Укутанная в пуховую шаль, однажды вечером набрела на огонь сторожки Марея. Ветер выл на все звериные голоса, в воздухе беспорядочно сшибались снежинки.
Марея постучалась - раз и другой. Переступив заметенный снегом порог, с неудовольствием отметила про себя, что Костя не один: Евграф Семеныч горбился у плиты.
Марея, не здороваясь, сдернула с головы шаль.
- Позвольте спросить, как вас занесло сюда в столь поздний час? стараясь выражаться изысканно в обществе женщины, обернулся к ней Евграф Семеныч.
- Меня ветром прибило к вам. - В голосе Марей прозвучали сердитые нотки. Она покосилась на угрюмо молчавшего Костю, сказала: - Вечно у тебя гости, даже чихнуть боязно.
- Извольте! - Евграф Семеныч с готовностью вскочил на ноги. - Если секреты у вас, я удалюсь.
- Побудьте, - сказал ему Костя. - Вы не помешаете.
Марея поджала губы, опечаленно вздохнула. Черты ее худого лица, будто занемевшие на морозе, понемногу смягчались, приобретали живость. На щеках слабый румянец тлел.
- Отогреюсь у вас. Супу сварить?
- Спасибо. Мы уже вечеряли, - ответил Костя.
- Всегда я не вовремя. Ладно, сейчас побегу. А то как запуржит - не выберешься.

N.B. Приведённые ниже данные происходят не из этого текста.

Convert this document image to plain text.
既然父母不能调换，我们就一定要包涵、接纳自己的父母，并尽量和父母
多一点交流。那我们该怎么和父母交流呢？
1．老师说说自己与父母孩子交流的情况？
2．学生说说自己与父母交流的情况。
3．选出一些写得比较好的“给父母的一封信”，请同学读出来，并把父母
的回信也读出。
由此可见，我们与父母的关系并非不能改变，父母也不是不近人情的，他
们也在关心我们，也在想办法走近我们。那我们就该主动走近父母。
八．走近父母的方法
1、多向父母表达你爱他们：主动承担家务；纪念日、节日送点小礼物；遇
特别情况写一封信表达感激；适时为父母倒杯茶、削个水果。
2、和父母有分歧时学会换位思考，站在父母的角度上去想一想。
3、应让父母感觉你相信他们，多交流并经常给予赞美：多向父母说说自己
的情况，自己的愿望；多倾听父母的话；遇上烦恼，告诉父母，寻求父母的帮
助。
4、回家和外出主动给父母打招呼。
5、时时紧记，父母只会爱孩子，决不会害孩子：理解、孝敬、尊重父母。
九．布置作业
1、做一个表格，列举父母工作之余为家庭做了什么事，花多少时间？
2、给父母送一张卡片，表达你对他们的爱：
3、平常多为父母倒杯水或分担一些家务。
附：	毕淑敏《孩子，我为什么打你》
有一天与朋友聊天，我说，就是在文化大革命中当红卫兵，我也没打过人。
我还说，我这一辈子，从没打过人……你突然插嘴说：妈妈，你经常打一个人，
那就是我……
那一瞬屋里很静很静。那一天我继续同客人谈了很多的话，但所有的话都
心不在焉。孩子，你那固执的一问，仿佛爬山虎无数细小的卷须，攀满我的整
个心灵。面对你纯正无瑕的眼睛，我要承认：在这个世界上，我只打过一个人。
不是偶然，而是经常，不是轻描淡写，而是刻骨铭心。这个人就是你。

Марея расстегнула плюшевый жакет, поправила на себе крупно вязанную шерстяную кофту, подсела к плите. Приоткрыла железную дверцу, грустно и пристально глядела в гудящий огонь. Схваченная синеватым пламенем, коробилась и потрескивала березовая кора на чурках. Жар проваливался вниз сквозь колосники поддувала, ярко светясь из квадратного отверстия. Отблески его растекались на стене.